Comment le salarié intérimaire acquiert-il ses jours de congé payé ?
Réponse courte
Le salarié intérimaire acquiert des jours de congé au même titre qu'un salarié permanent, à raison de 2,167 jours ouvrables par mois de travail effectif, soit 26 jours ouvrables pour une année complète. L'acquisition se fait au prorata de la durée de chaque mission, sans condition d'ancienneté minimale.
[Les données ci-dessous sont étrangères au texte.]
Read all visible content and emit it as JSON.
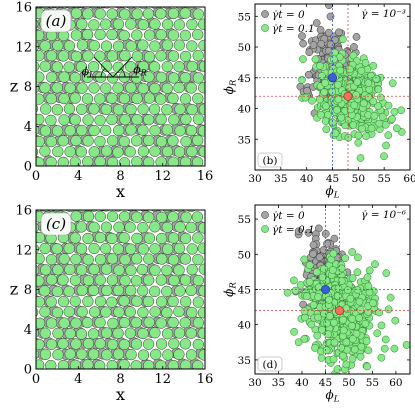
{
  "chart_data": [
    {
      "id": "a",
      "type": "scatter",
      "panel_label": "(a)",
      "xlabel": "x",
      "ylabel": "z",
      "xlim": [
        0,
        16
      ],
      "ylim": [
        0,
        16
      ],
      "xticks": [
        0,
        4,
        8,
        12,
        16
      ],
      "yticks": [
        0,
        4,
        8,
        12,
        16
      ],
      "annotations": [
        "ϕ_L",
        "ϕ_R"
      ],
      "series": [
        {
          "values": [
            [
              0.6,
              14.9
            ],
            [
              3.8,
              14.2
            ],
            [
              5.4,
              10.6
            ],
            [
              1.2,
              7.8
            ],
            [
              6.6,
              6.2
            ],
            [
              10.3,
              4.6
            ],
            [
              3.2,
              1.8
            ],
            [
              12.2,
              1.2
            ],
            [
              14.4,
              8.8
            ],
            [
              8.5,
              12.9
            ],
            [
              0.3,
              3.8
            ]
          ]
        },
        {
          "values": [
            [
              2.1,
              15.2
            ],
            [
              7.4,
              14.4
            ],
            [
              11.2,
              12.1
            ],
            [
              4.6,
              8.5
            ],
            [
              9.8,
              9.3
            ],
            [
              13.6,
              5.4
            ],
            [
              2.5,
              4.2
            ],
            [
              7.8,
              2.3
            ],
            [
              15.1,
              14.0
            ],
            [
              5.9,
              0.6
            ],
            [
              11.0,
              0.8
            ]
          ]
        }
      ]
    },
    {
      "id": "b",
      "type": "scatter",
      "panel_label": "(b)",
      "rate_label": "γ̇ = 10⁻³",
      "xlabel": "ϕ_L",
      "ylabel": "ϕ_R",
      "xlim": [
        30,
        60
      ],
      "ylim": [
        30,
        57
      ],
      "xticks": [
        30,
        35,
        40,
        45,
        50,
        55,
        60
      ],
      "yticks": [
        35,
        40,
        45,
        50,
        55
      ],
      "legend": [
        "γ̇t = 0",
        "γ̇t = 0.1"
      ],
      "legend_position": "top-left",
      "series": [
        {
          "name": "γ̇t = 0",
          "color": "#999999",
          "mean": [
            45,
            45
          ]
        },
        {
          "name": "γ̇t = 0.1",
          "color": "#7ee87e",
          "mean": [
            48,
            42
          ]
        }
      ]
    },
    {
      "id": "c",
      "type": "scatter",
      "panel_label": "(c)",
      "xlabel": "x",
      "ylabel": "z",
      "xlim": [
        0,
        16
      ],
      "ylim": [
        0,
        16
      ],
      "xticks": [
        0,
        4,
        8,
        12,
        16
      ],
      "yticks": [
        0,
        4,
        8,
        12,
        16
      ],
      "series": [
        {
          "values": [
            [
              0.5,
              13.8
            ],
            [
              4.2,
              15.0
            ],
            [
              8.9,
              10.9
            ],
            [
              2.8,
              7.1
            ],
            [
              11.4,
              6.6
            ],
            [
              6.1,
              3.8
            ],
            [
              13.9,
              2.2
            ],
            [
              15.2,
              10.4
            ],
            [
              1.3,
              2.0
            ]
          ]
        },
        {
          "values": [
            [
              2.4,
              11.6
            ],
            [
              6.9,
              12.5
            ],
            [
              12.8,
              13.5
            ],
            [
              5.0,
              6.0
            ],
            [
              9.3,
              4.7
            ],
            [
              14.5,
              7.3
            ],
            [
              3.6,
              0.9
            ],
            [
              10.2,
              1.5
            ],
            [
              8.1,
              15.1
            ]
          ]
        }
      ]
    },
    {
      "id": "d",
      "type": "scatter",
      "panel_label": "(d)",
      "rate_label": "γ̇ = 10⁻⁶",
      "xlabel": "ϕ_L",
      "ylabel": "ϕ_R",
      "xlim": [
        30,
        63
      ],
      "ylim": [
        33,
        57
      ],
      "xticks": [
        30,
        35,
        40,
        45,
        50,
        55,
        60
      ],
      "yticks": [
        35,
        40,
        45,
        50,
        55
      ],
      "legend": [
        "γ̇t = 0",
        "γ̇t = 0.1"
      ],
      "legend_position": "top-left",
      "series": [
        {
          "name": "γ̇t = 0",
          "color": "#999999",
          "mean": [
            45,
            45
          ]
        },
        {
          "name": "γ̇t = 0.1",
          "color": "#7ee87e",
          "mean": [
            48,
            42
          ]
        }
      ]
    }
  ],
  "colors": {
    "grey": "#a3a3a3",
    "green": "#86e886",
    "blue_mark": "#3b5fd9",
    "red_mark": "#f0705a",
    "blue_line": "#3a5fd0",
    "red_line": "#e04040"
  }
}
Par dérogation à l'article L.233-6, le salarié intérimaire n'est pas soumis à la période de carence de trois mois et peut faire valoir son droit au congé pour chaque mission, indépendamment de sa durée. Il peut prétendre à l'octroi du congé en nature auprès de l'utilisateur, au prorata de la durée de sa mission. Si les congés ne sont pas pris avant la fin du contrat, une indemnité compensatoire doit obligatoirement être versée dans le solde de tout compte. L'entrepreneur de travail intérimaire reste seul responsable du paiement.
Définition
Le salarié intérimaire est mis à disposition d'une entreprise utilisatrice par un entrepreneur de travail intérimaire dans le cadre d'un contrat de mission. L'entrepreneur de travail intérimaire demeure l'employeur légal et assume la responsabilité du salaire, des charges sociales et de l'indemnité de congé payé. Le régime des congés de l'intérimaire est régi par l'article L.131-12 du Code du travail, qui prévoit une dérogation spécifique à la période de carence habituelle.
Questions fréquentes
Conditions d’exercice
L'intérimaire bénéficie d'un régime dérogatoire favorable en matière de congés.
| Critère | Règle applicable |
|---|---|
| Droit au congé | Identique aux salariés permanents (26 jours/an) |
| Acquisition | 2,167 jours ouvrables par mois de travail effectif |
| Période de carence | Aucune, par dérogation à l'art. L.233-6 (art. L.131-12) |
| Base de calcul | Prorata temporis de la durée de chaque mission |
| Prise de congé | Possible pendant la mission, en accord avec l'utilisateur |
| Employeur responsable | Entrepreneur de travail intérimaire (art. L.131-12, al. 2) |
Modalités pratiques
La gestion des congés de l'intérimaire implique une coordination entre trois acteurs.
| Élément | Détail |
|---|---|
| Information du salarié | L'entrepreneur de travail intérimaire informe du solde acquis |
| Accord pour la prise | Nécessite l'accord de l'entreprise utilisatrice |
| Fin de mission | Indemnité compensatoire obligatoire si congés non pris (art. L.233-12) |
| Calcul de l'indemnité | Rémunération moyenne des 3 derniers mois |
| Missions successives | Les droits à congé peuvent se cumuler |
| Solde de tout compte | Doit inclure l'indemnité compensatoire de congé |
Pratiques et recommandations
Suivre précisément l'acquisition des droits à congé de chaque intérimaire mission par mission, en tenant compte de la durée effective de travail pour chaque période.
Communiquer au salarié son solde de congés acquis et non pris à chaque fin de mission, de manière transparente et par écrit.
Intégrer systématiquement l'indemnité compensatoire de congé payé dans le calcul du solde de tout compte, sous peine de contentieux et de contrôle de l'ITM.
Coordonner avec l'entreprise utilisatrice pour faciliter la prise de congé pendant la mission lorsque la durée le permet, tout en rappelant que la gestion administrative et le paiement relèvent exclusivement de l'entrepreneur de travail intérimaire.
Cadre juridique
| Référence | Objet |
|---|---|
| Art. L.131-12 | Droit au congé de l'intérimaire, dérogation à la carence de 3 mois |
| Art. L.131-13 | Égalité de traitement salarial avec les permanents |
| Art. L.233-4 | Droit au congé annuel de 26 jours ouvrables minimum |
| Art. L.233-6 | Période de carence de 3 mois (inapplicable aux intérimaires) |
| Art. L.233-12 | Indemnité compensatoire en cas de fin de contrat |
Note
L'entrepreneur de travail intérimaire est tenu de mentionner l'indemnité de congé payé dans le relevé mensuel transmis au ministère du Travail. L'ITM contrôle particulièrement le respect de cette obligation lors des inspections d'entreprises de travail intérimaire.